Scrum is a software development approach that focuses attention on high-quality control of product development.
There are different roles (Product Owner, Scrum Master, and Team) that help to strictly separate everybody’s responsibilities. Scrum Master is responsible for project success in general and works with a management department and a development team.
Product Owner develops software, assigns tasks, and makes final decisions for the project team. Meanwhile, Team is a coherent structure where success is measured not through the single employee’s work but a total.
In this model sprints last 1 – 4 weeks. After completion of each sprint the team shows a product build.
- Independence and self-organization of a team;
- Quick feedback between employees of different work areas;
- A tester participates in the project; this makes it possible to quickly add new functionality and launch the product with minimum functions.
- Sometimes clients don’t understand how this model works and it takes some time to make it clear for them;
- Since there is no documentation while product development, employees who know this product well become essential;
- Obviously, there is no way to plan a concrete date of work completion since everything depends on the previous sprint.
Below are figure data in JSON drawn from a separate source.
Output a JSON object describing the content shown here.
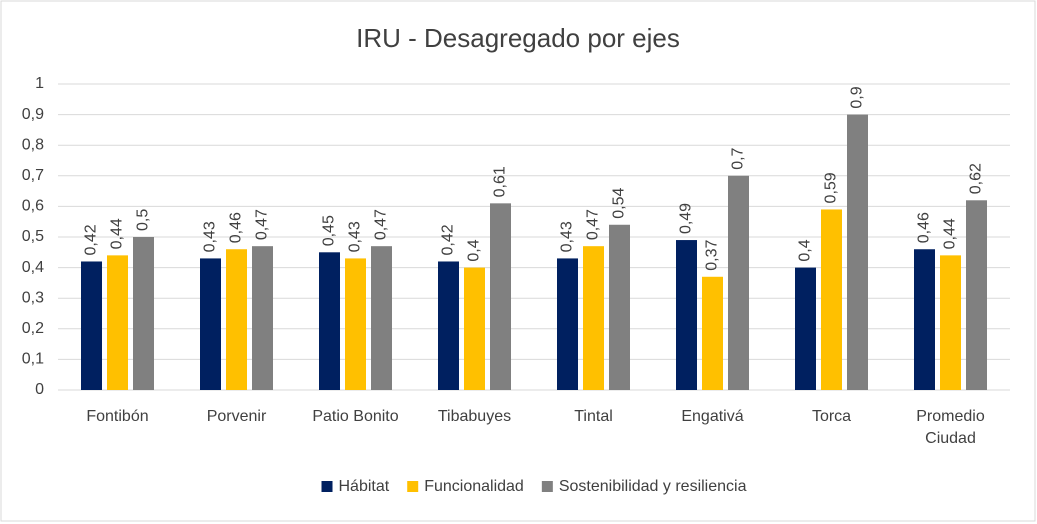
{
  "chart_data": {
    "type": "bar",
    "title": "IRU - Desagregado por ejes",
    "categories": [
      "Fontibón",
      "Porvenir",
      "Patio Bonito",
      "Tibabuyes",
      "Tintal",
      "Engativá",
      "Torca",
      "Promedio Ciudad"
    ],
    "series": [
      {
        "name": "Hábitat",
        "color": "#002060",
        "values": [
          0.42,
          0.43,
          0.45,
          0.42,
          0.43,
          0.49,
          0.4,
          0.46
        ],
        "value_labels": [
          "0,42",
          "0,43",
          "0,45",
          "0,42",
          "0,43",
          "0,49",
          "0,4",
          "0,46"
        ]
      },
      {
        "name": "Funcionalidad",
        "color": "#FFC000",
        "values": [
          0.44,
          0.46,
          0.43,
          0.4,
          0.47,
          0.37,
          0.59,
          0.44
        ],
        "value_labels": [
          "0,44",
          "0,46",
          "0,43",
          "0,4",
          "0,47",
          "0,37",
          "0,59",
          "0,44"
        ]
      },
      {
        "name": "Sostenibilidad y resiliencia",
        "color": "#808080",
        "values": [
          0.5,
          0.47,
          0.47,
          0.61,
          0.54,
          0.7,
          0.9,
          0.62
        ],
        "value_labels": [
          "0,5",
          "0,47",
          "0,47",
          "0,61",
          "0,54",
          "0,7",
          "0,9",
          "0,62"
        ]
      }
    ],
    "ylim": [
      0,
      1
    ],
    "yticks": [
      0,
      {
        "value": 0.1,
        "label": "0,1"
      },
      {
        "value": 0.2,
        "label": "0,2"
      },
      {
        "value": 0.3,
        "label": "0,3"
      },
      {
        "value": 0.4,
        "label": "0,4"
      },
      {
        "value": 0.5,
        "label": "0,5"
      },
      {
        "value": 0.6,
        "label": "0,6"
      },
      {
        "value": 0.7,
        "label": "0,7"
      },
      {
        "value": 0.8,
        "label": "0,8"
      },
      {
        "value": 0.9,
        "label": "0,9"
      },
      1
    ],
    "grid": true,
    "legend": "bottom"
  }
}
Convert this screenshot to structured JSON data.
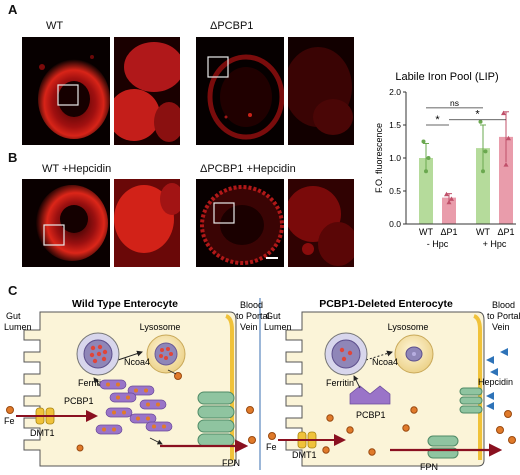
{
  "panels": {
    "a": "A",
    "b": "B",
    "c": "C"
  },
  "micrographs": {
    "wt": "WT",
    "dpcbp1": "ΔPCBP1",
    "wt_hep": "WT +Hepcidin",
    "dpcbp1_hep": "ΔPCBP1 +Hepcidin"
  },
  "chart_data": {
    "type": "bar",
    "title": "Labile Iron Pool (LIP)",
    "ylabel": "F.O. fluorescence",
    "ylim": [
      0,
      2.0
    ],
    "yticks": [
      "0.0",
      "0.5",
      "1.0",
      "1.5",
      "2.0"
    ],
    "categories": [
      "WT",
      "ΔP1",
      "WT",
      "ΔP1"
    ],
    "groups": [
      "- Hpc",
      "+ Hpc"
    ],
    "values": [
      1.0,
      0.4,
      1.15,
      1.32
    ],
    "errors": [
      0.22,
      0.06,
      0.35,
      0.38
    ],
    "points": [
      [
        1.25,
        1.0,
        0.8
      ],
      [
        0.45,
        0.38,
        0.33
      ],
      [
        1.55,
        1.1,
        0.8
      ],
      [
        1.68,
        1.3,
        0.9
      ]
    ],
    "colors": [
      "#a8d58a",
      "#e58b9c",
      "#a8d58a",
      "#e58b9c"
    ],
    "significance": [
      {
        "from": 0,
        "to": 1,
        "label": "*"
      },
      {
        "from": 0,
        "to": 2,
        "label": "ns"
      },
      {
        "from": 1,
        "to": 3,
        "label": "*"
      }
    ]
  },
  "diagram": {
    "wt": {
      "title": "Wild Type Enterocyte",
      "gut_lumen": [
        "Gut",
        "Lumen"
      ],
      "blood": [
        "Blood",
        "to Portal",
        "Vein"
      ],
      "lysosome": "Lysosome",
      "ncoa4": "Ncoa4",
      "ferritin": "Ferritin",
      "pcbp1": "PCBP1",
      "fe": "Fe",
      "dmt1": "DMT1",
      "fpn": "FPN"
    },
    "ko": {
      "title": "PCBP1-Deleted Enterocyte",
      "gut_lumen": [
        "Gut",
        "Lumen"
      ],
      "blood": [
        "Blood",
        "to Portal",
        "Vein"
      ],
      "lysosome": "Lysosome",
      "ncoa4": "Ncoa4",
      "ferritin": "Ferritin",
      "pcbp1": "PCBP1",
      "hepcidin": "Hepcidin",
      "fe": "Fe",
      "dmt1": "DMT1",
      "fpn": "FPN"
    }
  },
  "colors": {
    "micro_red": "#e0201a",
    "cell_fill": "#fbf4d8",
    "iron": "#e07a2a",
    "pcbp1": "#9a74c8",
    "fpn": "#8fc4a0",
    "arrow": "#a01a2a",
    "hepcidin": "#2e73b8"
  }
}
This model describes the software lifecycle in the form of a spiral. It starts at the stage of writing a plan and makes so-called whorls after each stage is completed.
Thus, at the end of each whorl, we get an integral mock-up that was under test and completes the whole build. If this mock-up meets all the requirements, then it is ready for production.
- Firstly, it’s flexible projecting;
- Also, there is enough attention to risk management;
- And finally, it is possible to add new functionality at the late stage of development.
- Usually, specialists use it for big projects;
- Risk assessment at each stage causes huge expenses;
- A situation, when a client can regularly give feedback, incites updated iterations; and this influences a term of software development.
In the world of the IT industry, there are a lot of different methodologies of the software development lifecycle. The choice of one of them depends on defined requirements, product peculiarities, and payment model. Of course, every methodology reflects in others but still has its individual and distinctive features.